TF and Pytorch are slower on Windows than on linux

I have opened 2 bugs, which have been confirmed.


I think it’s because of wddm. Of course I’m having difficulty finding information on which cards support tcc. Like if I go buy a cheap p400 will that support it? It pisses me off I can’t do it on my 1400 dollar 2080ti.

One single search for “nvidia cards that support tcc” brings:

Does it though? Did you actually read anything you linked? The laptop one is just completely unrelated, then in the stackoverflow post they say Quadro cards, which is why I asked about the p400. But who knows?

Most companies publish a compatibility matrix for their products. I shouldn’t have to rely on random people on stack overflow.

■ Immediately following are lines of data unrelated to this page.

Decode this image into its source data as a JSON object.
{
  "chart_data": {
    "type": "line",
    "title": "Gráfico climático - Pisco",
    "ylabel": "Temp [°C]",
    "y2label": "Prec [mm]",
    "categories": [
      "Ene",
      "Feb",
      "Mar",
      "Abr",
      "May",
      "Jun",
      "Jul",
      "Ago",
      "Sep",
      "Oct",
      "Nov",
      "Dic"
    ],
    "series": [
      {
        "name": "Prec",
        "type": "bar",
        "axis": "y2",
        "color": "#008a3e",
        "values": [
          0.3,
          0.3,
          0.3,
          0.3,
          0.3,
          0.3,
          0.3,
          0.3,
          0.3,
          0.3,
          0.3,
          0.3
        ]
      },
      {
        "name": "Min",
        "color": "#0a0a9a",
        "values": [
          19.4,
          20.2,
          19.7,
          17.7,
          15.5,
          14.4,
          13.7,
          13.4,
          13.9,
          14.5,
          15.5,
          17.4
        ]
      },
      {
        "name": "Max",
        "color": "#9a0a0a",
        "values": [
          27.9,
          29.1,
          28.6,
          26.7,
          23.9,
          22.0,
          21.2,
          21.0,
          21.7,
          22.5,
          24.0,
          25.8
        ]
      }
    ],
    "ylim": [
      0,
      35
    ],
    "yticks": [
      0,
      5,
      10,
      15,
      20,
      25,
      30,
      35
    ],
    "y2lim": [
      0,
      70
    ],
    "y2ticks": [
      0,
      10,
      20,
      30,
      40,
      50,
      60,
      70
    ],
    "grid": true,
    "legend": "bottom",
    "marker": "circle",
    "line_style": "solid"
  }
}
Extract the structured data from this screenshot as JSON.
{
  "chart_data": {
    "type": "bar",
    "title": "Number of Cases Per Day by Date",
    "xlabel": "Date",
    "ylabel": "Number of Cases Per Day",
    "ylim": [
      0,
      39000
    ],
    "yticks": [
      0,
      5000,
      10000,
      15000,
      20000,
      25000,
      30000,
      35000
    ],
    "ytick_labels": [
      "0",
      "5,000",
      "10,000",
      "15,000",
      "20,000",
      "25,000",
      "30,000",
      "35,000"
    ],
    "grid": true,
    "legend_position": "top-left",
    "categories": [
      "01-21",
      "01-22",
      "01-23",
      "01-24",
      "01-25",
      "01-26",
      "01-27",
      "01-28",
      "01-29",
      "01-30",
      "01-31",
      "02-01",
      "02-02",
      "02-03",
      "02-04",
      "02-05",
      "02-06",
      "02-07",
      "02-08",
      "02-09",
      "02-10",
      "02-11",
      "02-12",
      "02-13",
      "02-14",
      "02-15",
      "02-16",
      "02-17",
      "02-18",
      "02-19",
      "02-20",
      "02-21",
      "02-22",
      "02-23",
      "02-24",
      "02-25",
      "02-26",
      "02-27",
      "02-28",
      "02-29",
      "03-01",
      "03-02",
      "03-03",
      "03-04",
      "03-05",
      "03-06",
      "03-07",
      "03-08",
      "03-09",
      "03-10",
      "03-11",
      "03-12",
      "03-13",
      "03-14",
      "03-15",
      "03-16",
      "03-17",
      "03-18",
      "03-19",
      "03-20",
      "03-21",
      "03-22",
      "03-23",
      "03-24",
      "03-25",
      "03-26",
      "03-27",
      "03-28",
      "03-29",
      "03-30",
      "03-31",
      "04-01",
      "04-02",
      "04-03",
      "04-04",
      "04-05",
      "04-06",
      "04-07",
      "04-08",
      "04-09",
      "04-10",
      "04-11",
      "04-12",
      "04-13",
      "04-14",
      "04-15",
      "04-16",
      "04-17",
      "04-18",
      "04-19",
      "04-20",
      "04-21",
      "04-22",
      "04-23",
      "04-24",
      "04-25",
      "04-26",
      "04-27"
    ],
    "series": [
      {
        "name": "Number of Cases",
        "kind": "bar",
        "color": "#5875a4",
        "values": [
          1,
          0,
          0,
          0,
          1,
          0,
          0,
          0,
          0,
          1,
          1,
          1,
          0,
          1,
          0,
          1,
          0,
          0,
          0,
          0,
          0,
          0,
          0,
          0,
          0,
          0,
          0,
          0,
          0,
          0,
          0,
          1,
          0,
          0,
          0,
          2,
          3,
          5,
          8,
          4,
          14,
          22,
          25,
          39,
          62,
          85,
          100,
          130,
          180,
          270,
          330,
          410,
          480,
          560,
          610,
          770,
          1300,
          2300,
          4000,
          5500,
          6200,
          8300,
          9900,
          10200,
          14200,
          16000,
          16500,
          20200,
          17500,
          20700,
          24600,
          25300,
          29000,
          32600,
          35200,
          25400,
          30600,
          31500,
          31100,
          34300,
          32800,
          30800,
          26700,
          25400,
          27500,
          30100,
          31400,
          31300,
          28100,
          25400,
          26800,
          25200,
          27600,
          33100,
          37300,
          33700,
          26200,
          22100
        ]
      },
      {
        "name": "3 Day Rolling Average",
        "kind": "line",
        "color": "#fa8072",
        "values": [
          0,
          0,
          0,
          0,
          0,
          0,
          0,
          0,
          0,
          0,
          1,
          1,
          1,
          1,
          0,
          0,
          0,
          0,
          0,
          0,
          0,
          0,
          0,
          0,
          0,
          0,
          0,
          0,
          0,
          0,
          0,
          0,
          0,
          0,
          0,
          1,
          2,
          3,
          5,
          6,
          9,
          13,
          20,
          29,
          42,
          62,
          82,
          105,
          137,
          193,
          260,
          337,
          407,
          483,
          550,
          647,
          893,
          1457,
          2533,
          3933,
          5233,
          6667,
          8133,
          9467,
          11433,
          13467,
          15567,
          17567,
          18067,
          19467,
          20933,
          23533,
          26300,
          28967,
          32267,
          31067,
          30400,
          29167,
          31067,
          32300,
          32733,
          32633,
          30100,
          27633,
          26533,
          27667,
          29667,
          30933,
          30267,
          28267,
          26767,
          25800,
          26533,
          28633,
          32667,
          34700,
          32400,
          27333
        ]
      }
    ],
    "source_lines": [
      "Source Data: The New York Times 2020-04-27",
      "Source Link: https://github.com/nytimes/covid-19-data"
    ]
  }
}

Did you read the first post? It tells exactly what class of cards support TCC.
I can see people are more and more ignoring childish posts, such as this one and your other one (https://devtalk.nvidia.com/default/topic/1055898/cuda-setup-and-installation/i-don-t-see-general-discussion-so-i-m-posting-this-here-pci-passthrough-frustrations-/post/5353164/#5353164), plus some other cross-posts I’ve seen here and there about this P400.
I think I should just do the same…

I posted a legitimate a bug in this one and expressed my frustrations with continued anti-consumer practices. It’s not childish, there’s literally no other venue to express your frustrations at arbitrary decisions. The fact that people can flash custom firmwares in older cards and modify drivers with newer ones clearly show it’s not a hardware limitation.

“TCC mode should be available for Tesla GPUs, most Quadro desktop GPUs, and GeForce Titan family”

I’m sorry I don’t want to spend my money to test a bug theory on some guys forum post where he says it should work. How about some official documentation?

There isn’t a chart anywhere published by NVIDIA that details which cards support TCC and which don’t.

If you want to see a change to CUDA, whether that be performance, behavior, or documentation, I suggest filing a bug. The directions are linked at the top of this forum in a sticky post.

In order to set expectations, NVIDIA works on things according to their own priority. Not all bugs filed get prosecuted to the same extent.

As a rough rule, can usually expect all Quadro cards of a generation equal or higher to Quadro 4000 (so e.g. for currrent ‘Turing’ generation the Quadro RTX 4000 / 5000 / 6000 / 8000) support TCC. That is at least our experience so far. I don’t think that a Quadro P400 supports TCC.

The decision which cards get TCC is I suppose more one of market segmentation (and testing, support & qualification) than of hardware limitations. The same applies for double-precision capabilities etc. Any company is of course free to segment the market as they see useful - e.g. Intel does the same with Core / Xeon.

It seems that Pytorch is not very optimized for the specifics of WDDM (avoid short kernel launches, avoid repeated memory allocations). Regarding YoloV3, it might be better to switch to the ‘darknet’ framework (https://github.com/pjreddie/darknet), which provides fast inference (uses CUDNN internally) also on windows.

My own observations match (or at least: do not contradict) HannesF99’s rule of thumb as far as TCC support is concerned. As with any rule of thumb, there can be no guarantees.

It might possibly help all CUDA users stuck with WDDM (for whatever reason) if as many people as possible complain to Microsoft about the poor performance of the WDDM driver model, for example by pointing out that it is not performance-competitive with the Linux diver model.